ON THE ROAD IN THE BRERA 3.2 V6 Q4
"No danger of misbehaviour on the V6. It has 'Q4' on the bootlid - meaning four-wheel drive, including a fancy Torsen
C centre diff that normally emphasises reardrive, but which
can send the effort to whichever end of the car is best
placed to deploy it. Of course, the extra 160kg holds it
back a bit, and the gearing is considerably longer too, so
you're not immediately bowled over by the thrust of an extra
litre's displacement.
"But the backbeat of the V6 is a wonderful thing, and once
you stretch this car's legs you find the performance is
pretty authoritative. A 150mph car is generally enough for
me. But I'm driving it around the Balocco track itself, and
on a track you always want for more go. Especially when the
car deals with what it has as easily as this one does. I've
never driven a car that less needed its ESP system. It's so
benign, full of messages as the torque works its way around
the car when you squeeze the throttle at the exit of a
corner. The Brera simply squats, neutralises and claws its
way toward the straight.
"If the straight in question is a motorway, you'll have a
more relaxing time in the V6- the 2.2 four-cylinder is
spinning pretty fast even in sixth. Not a nasty noise, sure,
but sometimes you might want to be listening to your tunes.

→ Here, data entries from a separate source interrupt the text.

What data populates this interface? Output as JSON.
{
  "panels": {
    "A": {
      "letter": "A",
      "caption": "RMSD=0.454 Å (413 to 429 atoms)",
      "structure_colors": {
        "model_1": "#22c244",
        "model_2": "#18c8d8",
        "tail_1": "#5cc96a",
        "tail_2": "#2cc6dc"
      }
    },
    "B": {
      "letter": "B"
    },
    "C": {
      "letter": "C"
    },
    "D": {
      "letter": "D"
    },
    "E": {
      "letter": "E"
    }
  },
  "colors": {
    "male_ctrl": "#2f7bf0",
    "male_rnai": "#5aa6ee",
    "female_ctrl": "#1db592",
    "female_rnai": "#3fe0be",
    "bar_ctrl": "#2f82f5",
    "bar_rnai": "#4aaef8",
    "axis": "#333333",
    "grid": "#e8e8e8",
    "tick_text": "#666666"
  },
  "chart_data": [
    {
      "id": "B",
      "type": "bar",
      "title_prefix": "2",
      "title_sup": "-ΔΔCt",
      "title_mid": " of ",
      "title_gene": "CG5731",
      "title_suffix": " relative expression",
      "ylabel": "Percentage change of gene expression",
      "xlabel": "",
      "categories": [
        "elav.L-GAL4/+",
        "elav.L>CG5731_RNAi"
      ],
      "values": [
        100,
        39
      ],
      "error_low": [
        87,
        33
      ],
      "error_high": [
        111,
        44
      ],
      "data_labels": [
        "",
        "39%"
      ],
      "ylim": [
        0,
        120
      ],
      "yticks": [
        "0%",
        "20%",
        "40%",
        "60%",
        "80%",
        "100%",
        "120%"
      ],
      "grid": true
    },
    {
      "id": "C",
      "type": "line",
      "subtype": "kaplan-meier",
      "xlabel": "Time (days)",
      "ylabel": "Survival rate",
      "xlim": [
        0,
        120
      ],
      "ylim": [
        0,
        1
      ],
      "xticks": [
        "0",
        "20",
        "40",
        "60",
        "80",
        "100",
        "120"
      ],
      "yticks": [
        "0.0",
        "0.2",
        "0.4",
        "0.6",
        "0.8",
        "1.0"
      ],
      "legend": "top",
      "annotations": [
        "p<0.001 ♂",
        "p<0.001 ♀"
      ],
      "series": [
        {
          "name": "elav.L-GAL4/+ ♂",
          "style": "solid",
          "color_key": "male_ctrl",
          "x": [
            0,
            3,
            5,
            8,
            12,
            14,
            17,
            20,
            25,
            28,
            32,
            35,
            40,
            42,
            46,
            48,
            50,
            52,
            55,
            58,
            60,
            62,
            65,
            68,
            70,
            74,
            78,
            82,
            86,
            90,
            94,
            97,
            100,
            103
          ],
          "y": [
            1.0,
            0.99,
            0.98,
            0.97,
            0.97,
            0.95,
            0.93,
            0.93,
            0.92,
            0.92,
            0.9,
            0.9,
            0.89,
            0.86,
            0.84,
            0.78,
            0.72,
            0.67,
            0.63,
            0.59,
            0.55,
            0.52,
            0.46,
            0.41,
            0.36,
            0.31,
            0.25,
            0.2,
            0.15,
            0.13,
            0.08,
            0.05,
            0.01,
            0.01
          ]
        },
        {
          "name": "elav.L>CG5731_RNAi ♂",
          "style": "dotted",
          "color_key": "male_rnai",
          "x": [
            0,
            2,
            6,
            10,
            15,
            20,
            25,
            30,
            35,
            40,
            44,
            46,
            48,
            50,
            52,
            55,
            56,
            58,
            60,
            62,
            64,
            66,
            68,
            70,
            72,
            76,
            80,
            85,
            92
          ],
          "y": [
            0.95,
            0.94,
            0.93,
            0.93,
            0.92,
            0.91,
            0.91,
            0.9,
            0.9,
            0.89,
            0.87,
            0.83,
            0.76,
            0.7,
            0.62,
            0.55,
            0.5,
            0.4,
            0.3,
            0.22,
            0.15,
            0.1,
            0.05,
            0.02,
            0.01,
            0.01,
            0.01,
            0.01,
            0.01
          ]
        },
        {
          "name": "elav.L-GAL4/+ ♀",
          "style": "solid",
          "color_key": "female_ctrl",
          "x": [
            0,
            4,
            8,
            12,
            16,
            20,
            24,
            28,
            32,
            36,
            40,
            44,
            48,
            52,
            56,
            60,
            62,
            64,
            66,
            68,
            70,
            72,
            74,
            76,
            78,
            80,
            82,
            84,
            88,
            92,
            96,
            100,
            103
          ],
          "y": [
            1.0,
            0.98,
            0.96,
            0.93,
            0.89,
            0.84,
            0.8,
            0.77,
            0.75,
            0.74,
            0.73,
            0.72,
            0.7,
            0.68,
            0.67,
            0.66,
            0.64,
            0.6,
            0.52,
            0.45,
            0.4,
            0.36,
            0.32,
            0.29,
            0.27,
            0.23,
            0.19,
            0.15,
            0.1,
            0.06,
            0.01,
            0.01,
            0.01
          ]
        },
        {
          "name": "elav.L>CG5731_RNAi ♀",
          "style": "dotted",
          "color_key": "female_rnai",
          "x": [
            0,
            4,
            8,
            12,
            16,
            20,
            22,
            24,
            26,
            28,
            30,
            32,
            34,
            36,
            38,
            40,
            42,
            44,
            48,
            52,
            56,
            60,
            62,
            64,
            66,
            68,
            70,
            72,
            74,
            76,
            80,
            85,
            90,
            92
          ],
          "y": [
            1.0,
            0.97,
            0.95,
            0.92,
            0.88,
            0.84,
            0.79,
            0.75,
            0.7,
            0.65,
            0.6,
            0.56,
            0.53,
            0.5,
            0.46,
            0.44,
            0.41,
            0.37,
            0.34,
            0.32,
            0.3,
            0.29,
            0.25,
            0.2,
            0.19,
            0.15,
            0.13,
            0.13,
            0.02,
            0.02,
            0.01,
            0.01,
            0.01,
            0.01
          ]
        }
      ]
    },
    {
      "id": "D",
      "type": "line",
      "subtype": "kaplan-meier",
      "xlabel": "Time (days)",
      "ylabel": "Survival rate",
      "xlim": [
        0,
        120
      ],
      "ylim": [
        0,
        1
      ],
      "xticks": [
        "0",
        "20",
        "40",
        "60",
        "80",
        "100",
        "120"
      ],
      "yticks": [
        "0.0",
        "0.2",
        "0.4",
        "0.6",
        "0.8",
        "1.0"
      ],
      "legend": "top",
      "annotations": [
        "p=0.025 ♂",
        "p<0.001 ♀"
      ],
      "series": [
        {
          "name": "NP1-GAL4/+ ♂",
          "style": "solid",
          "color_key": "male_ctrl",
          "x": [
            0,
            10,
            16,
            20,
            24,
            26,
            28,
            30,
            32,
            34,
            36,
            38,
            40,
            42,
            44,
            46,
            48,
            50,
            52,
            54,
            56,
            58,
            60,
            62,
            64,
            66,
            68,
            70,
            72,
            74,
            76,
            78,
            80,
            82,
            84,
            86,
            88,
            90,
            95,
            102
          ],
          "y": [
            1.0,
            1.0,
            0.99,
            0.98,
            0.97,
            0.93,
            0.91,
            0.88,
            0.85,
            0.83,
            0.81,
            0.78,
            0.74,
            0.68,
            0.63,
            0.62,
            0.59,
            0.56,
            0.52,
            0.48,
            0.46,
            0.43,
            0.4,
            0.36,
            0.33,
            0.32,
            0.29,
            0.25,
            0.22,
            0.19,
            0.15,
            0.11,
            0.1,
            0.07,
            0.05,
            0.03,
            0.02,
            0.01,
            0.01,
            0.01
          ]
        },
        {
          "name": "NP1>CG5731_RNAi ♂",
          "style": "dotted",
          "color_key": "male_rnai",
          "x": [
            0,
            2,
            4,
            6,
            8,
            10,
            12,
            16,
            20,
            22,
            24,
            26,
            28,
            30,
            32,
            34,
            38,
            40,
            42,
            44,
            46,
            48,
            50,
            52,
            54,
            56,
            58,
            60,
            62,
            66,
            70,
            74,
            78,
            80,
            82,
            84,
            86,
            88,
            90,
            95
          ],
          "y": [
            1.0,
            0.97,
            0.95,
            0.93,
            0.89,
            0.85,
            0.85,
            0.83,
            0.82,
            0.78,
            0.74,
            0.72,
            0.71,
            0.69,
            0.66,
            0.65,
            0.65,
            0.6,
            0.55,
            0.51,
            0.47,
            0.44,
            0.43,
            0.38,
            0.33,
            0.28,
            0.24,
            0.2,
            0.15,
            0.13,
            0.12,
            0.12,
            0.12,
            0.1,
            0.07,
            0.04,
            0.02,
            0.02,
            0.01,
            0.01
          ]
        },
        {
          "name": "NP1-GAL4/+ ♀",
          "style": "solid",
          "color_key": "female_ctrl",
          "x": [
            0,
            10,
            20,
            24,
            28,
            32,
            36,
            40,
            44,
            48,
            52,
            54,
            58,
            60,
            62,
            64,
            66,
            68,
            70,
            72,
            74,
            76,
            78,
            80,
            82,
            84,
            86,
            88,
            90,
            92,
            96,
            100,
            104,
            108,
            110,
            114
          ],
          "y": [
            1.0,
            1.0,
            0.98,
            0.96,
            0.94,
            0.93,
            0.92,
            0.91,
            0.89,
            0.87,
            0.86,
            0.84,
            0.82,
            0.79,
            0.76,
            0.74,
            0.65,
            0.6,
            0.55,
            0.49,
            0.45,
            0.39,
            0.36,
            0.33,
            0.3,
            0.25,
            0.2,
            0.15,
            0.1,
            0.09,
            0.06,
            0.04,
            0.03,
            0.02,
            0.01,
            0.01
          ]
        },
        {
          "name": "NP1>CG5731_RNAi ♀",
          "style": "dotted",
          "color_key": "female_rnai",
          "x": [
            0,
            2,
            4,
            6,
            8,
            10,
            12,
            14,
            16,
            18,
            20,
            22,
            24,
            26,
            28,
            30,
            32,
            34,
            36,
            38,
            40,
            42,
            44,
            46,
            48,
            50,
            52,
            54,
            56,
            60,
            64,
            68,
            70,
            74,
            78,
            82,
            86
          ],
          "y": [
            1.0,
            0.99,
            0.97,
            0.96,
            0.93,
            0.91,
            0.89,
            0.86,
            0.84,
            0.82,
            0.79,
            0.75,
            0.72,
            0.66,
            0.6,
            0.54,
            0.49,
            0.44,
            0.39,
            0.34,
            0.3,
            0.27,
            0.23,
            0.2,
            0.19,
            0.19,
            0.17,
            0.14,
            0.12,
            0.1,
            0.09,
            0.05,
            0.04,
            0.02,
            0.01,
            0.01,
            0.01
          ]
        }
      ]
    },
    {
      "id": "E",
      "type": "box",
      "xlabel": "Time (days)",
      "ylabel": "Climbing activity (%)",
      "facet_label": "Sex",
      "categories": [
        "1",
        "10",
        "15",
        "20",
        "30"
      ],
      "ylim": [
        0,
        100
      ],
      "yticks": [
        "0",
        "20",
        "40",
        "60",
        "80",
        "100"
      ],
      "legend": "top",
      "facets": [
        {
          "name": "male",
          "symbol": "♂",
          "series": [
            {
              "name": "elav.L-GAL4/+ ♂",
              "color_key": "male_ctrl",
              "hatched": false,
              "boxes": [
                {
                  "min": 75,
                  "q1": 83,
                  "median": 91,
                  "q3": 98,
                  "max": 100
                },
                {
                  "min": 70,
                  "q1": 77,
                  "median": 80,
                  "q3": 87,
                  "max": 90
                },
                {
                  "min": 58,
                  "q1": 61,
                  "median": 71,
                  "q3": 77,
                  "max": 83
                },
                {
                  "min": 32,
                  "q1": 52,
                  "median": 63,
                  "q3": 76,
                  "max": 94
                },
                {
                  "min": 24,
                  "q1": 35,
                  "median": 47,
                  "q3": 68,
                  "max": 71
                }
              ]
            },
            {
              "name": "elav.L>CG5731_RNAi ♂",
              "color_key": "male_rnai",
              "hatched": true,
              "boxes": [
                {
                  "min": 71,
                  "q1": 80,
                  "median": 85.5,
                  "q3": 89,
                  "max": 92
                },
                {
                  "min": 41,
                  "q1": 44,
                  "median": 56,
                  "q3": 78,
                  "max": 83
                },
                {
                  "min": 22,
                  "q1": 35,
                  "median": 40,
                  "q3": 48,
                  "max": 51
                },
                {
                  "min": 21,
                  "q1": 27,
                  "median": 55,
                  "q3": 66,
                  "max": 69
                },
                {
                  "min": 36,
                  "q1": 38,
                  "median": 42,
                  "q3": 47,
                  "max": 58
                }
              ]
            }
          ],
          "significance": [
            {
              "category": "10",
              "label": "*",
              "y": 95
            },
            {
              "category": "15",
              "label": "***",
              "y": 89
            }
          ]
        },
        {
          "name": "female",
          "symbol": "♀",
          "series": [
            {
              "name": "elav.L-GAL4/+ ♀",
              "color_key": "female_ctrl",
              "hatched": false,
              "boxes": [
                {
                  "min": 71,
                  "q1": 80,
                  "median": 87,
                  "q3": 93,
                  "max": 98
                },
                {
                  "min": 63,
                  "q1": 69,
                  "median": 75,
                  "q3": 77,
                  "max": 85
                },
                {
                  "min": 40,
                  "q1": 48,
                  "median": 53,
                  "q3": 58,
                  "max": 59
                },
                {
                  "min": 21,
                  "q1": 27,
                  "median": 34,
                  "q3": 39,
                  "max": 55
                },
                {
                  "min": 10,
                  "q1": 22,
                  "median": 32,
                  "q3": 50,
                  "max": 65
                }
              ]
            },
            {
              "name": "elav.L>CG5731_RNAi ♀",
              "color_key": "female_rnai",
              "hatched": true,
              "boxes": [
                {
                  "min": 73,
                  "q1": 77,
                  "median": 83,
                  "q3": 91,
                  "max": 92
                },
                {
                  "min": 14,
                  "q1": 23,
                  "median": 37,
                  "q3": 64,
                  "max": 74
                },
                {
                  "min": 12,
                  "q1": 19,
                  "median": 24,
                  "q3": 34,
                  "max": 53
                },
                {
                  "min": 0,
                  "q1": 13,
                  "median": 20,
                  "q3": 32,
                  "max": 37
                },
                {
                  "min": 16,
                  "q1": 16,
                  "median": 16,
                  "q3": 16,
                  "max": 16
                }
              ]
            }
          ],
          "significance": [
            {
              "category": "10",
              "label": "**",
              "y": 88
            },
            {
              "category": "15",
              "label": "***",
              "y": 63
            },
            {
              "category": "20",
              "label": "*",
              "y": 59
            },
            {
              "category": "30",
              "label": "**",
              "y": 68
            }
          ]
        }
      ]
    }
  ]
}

I grumbled about too much wind noise, and an engineer showed
me the place the pre-prod cars have a gap in their seals. A
fix is on its way, says he. The motorway ride is pretty
good, and most of the time it doesn't feel too stiff on
B-roads. But there's a bit of secondary shuddering. It's
coming from the suspension, because the bodyshell feels
reassuringly strong and isn't wobbling."
SUMMARY
"You get a hatchback, you get rear seats (only for anyone
under four feet six, really), you get the dashboard and
amenities of a 159. Which poses the question, does it
actually feel enough of a coupe? Well, if coupe means
'sports car' to you, possibly not. It drives like the 159, a
sporting saloon, and a good one at that. But the cues are
different. The windscreen is raked more, the roof and doors
wrap themselves around you more closely, the seats are
different and more pseudo-racy. Yup, it's a cool place to be
in here. You'll be paying for it, though. The starting price is
'about £25k' and that's BMW 325i money, though the Brera is
more spec-heavy, thanks to standard leather, glazed roof,
cruise, dual-zone climate control etc. But really, you'll select this car over a 159 because of
the way it looks from the outside. Does this mean you're
being vain and superficial? On the contrary, tell yourself
you're being generous. You're illuminating the lives of
others by showing them something of extraordinary beauty."